Luego de saludar a sus familiares más directos al oírse las notas del vals la quinceañera y su papá comenzaron el baile dando así inicio a la fiesta, que se prolongó muy alegre por toda la madrugada, en el baile se repartió cotillón y se hicieron juegos de serpentinas y papelitos

Los invitados fueron deferentemente atendidos por sus anfitriones ubicados en torno a mesas tendidas con manteles en composée de color, lucían al medio estilizados floreros de vidrio con sales perfumadas y mariposas verdes.

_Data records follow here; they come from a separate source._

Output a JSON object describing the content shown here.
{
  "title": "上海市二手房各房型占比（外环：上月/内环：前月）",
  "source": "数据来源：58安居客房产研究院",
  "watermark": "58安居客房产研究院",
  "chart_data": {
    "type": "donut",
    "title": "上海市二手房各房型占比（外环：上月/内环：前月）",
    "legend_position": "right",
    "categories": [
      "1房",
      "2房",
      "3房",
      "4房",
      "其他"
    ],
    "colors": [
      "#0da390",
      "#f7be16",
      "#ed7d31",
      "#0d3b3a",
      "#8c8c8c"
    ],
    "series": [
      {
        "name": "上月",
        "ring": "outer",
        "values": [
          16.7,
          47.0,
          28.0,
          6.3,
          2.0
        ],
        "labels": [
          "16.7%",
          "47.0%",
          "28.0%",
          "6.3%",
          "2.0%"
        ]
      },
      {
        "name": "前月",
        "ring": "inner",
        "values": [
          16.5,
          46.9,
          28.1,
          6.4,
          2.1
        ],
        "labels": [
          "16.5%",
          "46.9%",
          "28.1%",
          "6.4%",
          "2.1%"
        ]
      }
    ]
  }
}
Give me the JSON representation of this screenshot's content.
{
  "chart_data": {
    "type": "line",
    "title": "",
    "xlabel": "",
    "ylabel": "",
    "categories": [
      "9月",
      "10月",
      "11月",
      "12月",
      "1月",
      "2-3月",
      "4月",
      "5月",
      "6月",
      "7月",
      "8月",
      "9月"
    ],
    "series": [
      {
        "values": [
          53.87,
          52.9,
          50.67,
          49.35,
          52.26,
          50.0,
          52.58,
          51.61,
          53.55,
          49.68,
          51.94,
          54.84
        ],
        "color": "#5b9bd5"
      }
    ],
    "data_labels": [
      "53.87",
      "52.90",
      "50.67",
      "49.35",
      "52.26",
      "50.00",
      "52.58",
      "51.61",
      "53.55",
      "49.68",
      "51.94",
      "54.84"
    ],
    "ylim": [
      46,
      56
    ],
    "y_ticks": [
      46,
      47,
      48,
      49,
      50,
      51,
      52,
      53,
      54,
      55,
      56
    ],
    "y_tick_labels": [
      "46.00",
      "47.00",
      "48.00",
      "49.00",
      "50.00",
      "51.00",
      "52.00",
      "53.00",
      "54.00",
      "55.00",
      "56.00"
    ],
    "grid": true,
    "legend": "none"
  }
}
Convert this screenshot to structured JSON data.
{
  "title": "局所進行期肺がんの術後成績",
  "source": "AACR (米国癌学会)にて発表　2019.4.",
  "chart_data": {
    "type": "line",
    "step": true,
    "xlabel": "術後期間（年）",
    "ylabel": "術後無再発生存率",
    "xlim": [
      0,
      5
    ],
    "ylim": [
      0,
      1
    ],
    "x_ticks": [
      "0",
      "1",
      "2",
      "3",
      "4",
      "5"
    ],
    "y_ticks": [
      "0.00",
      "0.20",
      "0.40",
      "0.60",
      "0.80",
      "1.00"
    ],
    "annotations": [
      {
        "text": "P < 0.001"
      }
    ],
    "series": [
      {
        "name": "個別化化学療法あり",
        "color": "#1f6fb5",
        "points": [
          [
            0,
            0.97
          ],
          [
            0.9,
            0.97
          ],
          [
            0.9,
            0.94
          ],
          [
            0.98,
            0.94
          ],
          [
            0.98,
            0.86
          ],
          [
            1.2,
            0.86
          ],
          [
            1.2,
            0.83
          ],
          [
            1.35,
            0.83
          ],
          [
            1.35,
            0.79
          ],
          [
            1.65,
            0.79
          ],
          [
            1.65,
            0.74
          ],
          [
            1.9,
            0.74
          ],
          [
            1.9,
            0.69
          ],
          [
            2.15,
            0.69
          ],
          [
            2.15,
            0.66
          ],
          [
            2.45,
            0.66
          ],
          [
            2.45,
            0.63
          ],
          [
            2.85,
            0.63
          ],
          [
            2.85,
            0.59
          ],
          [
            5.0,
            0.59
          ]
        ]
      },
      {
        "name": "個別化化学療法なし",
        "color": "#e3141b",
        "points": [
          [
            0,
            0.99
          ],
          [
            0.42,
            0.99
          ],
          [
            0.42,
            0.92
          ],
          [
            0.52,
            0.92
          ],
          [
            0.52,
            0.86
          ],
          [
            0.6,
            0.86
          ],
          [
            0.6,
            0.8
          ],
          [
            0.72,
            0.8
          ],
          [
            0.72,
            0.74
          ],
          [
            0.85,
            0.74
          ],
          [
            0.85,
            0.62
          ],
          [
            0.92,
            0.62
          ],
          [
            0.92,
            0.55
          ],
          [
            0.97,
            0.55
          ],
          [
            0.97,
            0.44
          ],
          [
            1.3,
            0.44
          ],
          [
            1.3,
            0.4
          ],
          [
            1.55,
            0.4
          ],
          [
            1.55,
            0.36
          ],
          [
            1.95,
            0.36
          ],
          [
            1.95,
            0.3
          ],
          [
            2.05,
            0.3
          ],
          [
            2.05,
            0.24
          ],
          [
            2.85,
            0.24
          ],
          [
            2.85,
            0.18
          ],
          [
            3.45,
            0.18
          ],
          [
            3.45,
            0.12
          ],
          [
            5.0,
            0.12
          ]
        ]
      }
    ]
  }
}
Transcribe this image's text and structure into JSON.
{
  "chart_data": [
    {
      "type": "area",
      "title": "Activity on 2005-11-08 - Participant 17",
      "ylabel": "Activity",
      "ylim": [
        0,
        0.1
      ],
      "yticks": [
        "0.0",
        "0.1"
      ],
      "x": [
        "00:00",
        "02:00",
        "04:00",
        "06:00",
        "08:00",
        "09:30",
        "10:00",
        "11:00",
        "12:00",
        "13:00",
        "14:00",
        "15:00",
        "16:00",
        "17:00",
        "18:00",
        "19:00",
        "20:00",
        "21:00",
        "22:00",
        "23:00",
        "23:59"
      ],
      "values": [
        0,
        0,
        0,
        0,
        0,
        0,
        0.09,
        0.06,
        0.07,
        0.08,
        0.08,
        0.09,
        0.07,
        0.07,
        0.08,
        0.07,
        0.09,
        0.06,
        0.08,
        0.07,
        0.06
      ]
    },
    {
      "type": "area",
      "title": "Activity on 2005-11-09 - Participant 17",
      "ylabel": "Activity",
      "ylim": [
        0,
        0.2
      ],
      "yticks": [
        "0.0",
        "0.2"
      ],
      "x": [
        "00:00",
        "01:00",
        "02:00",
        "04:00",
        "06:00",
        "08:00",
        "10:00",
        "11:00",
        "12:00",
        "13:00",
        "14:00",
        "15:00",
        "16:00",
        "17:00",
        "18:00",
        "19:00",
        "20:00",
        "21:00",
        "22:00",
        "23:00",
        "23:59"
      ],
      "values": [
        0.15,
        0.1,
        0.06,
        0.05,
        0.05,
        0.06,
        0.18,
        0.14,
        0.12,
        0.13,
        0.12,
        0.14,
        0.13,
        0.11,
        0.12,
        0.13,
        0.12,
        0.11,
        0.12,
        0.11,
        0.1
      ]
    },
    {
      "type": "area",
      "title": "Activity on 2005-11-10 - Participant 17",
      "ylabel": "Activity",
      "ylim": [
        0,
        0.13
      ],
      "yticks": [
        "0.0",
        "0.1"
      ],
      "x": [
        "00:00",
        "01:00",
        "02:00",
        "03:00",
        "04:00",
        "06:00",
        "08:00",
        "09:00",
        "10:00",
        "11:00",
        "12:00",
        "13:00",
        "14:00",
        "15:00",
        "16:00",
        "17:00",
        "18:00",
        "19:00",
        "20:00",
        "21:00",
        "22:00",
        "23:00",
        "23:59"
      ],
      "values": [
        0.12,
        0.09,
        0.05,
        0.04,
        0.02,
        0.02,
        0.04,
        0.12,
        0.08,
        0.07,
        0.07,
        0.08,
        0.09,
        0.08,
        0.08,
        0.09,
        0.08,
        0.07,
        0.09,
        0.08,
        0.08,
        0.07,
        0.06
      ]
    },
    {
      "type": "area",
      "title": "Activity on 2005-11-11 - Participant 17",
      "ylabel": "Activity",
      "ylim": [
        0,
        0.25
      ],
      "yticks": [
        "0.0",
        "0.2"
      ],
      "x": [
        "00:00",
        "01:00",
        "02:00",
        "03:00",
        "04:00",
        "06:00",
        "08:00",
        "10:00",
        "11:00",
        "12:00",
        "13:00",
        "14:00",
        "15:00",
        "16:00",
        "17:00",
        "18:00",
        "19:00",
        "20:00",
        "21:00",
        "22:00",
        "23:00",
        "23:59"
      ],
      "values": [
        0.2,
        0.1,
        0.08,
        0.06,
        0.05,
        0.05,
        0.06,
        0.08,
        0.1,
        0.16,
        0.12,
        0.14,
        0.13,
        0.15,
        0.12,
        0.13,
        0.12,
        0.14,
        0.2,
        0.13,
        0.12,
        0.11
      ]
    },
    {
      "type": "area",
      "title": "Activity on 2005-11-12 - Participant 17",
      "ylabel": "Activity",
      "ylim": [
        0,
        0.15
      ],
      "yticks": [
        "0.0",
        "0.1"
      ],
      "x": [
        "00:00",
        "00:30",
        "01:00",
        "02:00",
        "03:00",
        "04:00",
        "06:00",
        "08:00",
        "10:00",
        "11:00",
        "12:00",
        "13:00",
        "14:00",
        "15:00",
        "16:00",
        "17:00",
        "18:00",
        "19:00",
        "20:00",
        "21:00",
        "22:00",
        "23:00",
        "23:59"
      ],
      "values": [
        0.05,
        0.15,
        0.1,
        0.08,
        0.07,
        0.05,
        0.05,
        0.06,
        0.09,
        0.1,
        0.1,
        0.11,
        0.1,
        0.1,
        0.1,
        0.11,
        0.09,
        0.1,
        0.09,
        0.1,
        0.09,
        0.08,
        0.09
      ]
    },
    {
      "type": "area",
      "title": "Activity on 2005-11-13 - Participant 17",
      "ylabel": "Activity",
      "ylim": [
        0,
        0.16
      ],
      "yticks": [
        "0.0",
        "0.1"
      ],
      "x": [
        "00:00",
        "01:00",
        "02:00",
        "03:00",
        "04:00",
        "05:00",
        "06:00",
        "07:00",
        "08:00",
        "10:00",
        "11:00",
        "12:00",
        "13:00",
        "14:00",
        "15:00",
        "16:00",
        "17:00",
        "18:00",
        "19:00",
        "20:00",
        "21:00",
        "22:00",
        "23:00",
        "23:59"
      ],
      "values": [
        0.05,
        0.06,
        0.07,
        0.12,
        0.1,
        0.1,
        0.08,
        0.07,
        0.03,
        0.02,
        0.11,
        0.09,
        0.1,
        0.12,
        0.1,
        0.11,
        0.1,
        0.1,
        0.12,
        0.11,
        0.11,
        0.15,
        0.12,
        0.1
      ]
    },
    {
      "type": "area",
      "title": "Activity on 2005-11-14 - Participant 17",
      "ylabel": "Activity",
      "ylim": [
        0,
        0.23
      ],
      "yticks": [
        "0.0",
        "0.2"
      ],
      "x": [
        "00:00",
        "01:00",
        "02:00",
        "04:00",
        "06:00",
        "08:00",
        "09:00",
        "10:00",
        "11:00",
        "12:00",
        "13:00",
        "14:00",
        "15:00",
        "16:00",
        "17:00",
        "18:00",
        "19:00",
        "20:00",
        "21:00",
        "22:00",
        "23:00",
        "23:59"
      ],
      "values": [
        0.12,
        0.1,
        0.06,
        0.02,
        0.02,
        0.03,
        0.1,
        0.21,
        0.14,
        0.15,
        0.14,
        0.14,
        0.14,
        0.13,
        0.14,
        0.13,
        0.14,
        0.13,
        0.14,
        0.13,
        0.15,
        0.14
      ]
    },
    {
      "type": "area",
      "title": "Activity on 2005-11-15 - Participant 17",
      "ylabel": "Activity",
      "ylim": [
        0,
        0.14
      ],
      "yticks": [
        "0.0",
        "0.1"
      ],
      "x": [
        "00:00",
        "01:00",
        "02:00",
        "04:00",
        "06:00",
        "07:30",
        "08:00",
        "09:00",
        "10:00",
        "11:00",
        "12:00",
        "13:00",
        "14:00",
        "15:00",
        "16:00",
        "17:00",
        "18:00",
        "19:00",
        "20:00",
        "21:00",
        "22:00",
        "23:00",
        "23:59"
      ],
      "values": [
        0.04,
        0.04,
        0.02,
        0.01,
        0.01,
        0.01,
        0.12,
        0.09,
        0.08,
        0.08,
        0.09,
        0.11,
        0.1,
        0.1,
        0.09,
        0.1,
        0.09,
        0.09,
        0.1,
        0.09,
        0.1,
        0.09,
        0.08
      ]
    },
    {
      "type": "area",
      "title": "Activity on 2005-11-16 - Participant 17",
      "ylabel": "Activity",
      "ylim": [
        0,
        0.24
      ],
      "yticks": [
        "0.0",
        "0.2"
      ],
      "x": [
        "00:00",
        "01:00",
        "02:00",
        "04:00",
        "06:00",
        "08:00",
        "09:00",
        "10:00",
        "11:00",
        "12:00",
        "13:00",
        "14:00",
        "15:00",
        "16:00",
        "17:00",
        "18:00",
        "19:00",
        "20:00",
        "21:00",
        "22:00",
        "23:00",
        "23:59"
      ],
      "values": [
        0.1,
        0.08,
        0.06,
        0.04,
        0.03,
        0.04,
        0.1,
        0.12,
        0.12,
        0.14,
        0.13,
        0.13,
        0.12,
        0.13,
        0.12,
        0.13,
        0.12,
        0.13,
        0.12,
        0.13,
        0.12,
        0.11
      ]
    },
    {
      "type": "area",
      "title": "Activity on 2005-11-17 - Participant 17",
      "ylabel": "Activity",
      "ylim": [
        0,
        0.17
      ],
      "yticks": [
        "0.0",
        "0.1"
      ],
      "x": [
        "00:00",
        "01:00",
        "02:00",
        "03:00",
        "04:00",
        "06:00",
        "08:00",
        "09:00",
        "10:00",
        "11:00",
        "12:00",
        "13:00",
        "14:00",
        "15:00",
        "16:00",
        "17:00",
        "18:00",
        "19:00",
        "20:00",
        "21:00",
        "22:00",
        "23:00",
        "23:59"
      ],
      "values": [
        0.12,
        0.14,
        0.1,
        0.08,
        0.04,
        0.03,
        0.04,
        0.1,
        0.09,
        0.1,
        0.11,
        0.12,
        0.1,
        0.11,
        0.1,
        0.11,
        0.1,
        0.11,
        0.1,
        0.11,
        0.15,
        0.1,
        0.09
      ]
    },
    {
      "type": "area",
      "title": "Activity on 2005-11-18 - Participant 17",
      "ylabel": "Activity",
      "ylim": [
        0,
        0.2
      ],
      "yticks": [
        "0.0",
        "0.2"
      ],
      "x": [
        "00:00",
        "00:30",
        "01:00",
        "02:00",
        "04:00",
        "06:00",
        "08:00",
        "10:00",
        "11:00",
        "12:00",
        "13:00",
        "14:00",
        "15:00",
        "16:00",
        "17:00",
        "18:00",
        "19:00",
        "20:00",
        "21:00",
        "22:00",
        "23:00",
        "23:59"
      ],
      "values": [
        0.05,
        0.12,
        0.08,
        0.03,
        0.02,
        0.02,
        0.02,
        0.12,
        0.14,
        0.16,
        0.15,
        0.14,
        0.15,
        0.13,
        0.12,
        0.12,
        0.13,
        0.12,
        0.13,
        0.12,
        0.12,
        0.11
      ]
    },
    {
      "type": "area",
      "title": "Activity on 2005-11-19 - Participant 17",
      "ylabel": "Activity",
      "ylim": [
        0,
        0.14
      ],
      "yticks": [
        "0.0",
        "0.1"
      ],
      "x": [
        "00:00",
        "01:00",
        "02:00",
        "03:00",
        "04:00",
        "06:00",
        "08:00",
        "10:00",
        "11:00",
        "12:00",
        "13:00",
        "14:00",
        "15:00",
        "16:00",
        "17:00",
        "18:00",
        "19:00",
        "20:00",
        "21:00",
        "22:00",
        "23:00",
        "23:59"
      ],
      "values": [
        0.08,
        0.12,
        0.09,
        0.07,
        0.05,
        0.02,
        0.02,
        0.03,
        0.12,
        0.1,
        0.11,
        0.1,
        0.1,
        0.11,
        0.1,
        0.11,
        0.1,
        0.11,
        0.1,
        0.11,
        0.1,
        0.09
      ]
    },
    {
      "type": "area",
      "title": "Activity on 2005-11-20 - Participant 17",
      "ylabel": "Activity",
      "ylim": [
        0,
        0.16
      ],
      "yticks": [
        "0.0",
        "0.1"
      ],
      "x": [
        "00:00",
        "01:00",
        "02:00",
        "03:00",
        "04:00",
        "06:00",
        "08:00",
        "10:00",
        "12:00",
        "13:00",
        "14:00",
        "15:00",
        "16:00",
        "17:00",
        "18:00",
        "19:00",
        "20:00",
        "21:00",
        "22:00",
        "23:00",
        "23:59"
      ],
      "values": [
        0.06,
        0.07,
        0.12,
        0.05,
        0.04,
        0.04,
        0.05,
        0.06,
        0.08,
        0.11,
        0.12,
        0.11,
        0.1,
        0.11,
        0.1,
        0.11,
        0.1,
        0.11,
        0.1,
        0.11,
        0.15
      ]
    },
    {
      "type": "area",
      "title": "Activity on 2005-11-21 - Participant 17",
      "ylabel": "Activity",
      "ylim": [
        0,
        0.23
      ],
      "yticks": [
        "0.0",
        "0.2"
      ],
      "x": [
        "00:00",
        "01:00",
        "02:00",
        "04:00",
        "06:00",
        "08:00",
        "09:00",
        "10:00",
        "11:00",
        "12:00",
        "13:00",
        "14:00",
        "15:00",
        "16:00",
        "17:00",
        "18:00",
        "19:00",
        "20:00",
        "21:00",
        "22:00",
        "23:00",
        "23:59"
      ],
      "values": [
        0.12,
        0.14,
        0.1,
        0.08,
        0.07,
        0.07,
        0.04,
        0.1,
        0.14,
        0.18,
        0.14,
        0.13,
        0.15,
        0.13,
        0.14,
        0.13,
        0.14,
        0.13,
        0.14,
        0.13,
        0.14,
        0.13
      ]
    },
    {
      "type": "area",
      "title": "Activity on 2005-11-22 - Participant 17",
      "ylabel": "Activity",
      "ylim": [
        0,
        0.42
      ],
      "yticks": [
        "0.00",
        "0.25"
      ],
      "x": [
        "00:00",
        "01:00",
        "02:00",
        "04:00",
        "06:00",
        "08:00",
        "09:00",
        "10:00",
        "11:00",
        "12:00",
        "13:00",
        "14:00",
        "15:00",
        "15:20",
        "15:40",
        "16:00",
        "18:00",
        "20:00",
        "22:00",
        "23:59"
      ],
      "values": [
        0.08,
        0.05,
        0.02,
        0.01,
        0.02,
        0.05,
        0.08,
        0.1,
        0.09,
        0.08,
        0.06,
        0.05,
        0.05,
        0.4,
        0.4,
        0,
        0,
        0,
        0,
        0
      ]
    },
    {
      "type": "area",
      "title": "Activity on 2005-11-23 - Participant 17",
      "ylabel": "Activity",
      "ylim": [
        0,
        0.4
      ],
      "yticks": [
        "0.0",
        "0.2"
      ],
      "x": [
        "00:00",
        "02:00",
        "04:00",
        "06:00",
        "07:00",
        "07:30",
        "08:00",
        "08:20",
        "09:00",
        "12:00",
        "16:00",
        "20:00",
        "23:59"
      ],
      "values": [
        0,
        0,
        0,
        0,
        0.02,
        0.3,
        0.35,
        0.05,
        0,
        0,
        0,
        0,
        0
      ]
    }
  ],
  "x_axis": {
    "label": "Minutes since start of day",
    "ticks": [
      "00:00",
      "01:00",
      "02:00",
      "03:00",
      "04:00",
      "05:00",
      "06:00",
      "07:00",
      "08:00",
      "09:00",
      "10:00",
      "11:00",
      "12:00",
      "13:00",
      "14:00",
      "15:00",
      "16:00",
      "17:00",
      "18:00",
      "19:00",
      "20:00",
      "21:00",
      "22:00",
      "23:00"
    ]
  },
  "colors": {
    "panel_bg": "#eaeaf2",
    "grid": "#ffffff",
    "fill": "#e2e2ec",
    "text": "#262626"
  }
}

Se sirvió un exquisito lunch y cena, llegado el momento de elevar las copas en brindis compartido tomó mayor relevancia la mesa principal donde estaban las quince mini tortas ubicadas sobre un soporte, todas muy bien decoradas y con ramilletes de flores de azúcar y cintas adornando, acompañaba el centro de la felicidad con las quince velitas. Un poco más alejado había una gigantografía de la jovencita acompañando el árbol de la vida con las velas de gala destinada a la ceremonia tradicional. Entre quienes le acompañaron recordamos a  sus hermanos Luis Alberto, Juan Daniel, Antonio Daniel y Sra. Patricia Linares, Carlos Alberto y su sobrina Sofía Díaz Suárez. Fue una noche muy especial que todos los presentes recordarán con mucho cariño por largo tiempo. Por su parte Carolina atesora múltiples y finos obsequios, siendo estos otro motivo de alegría.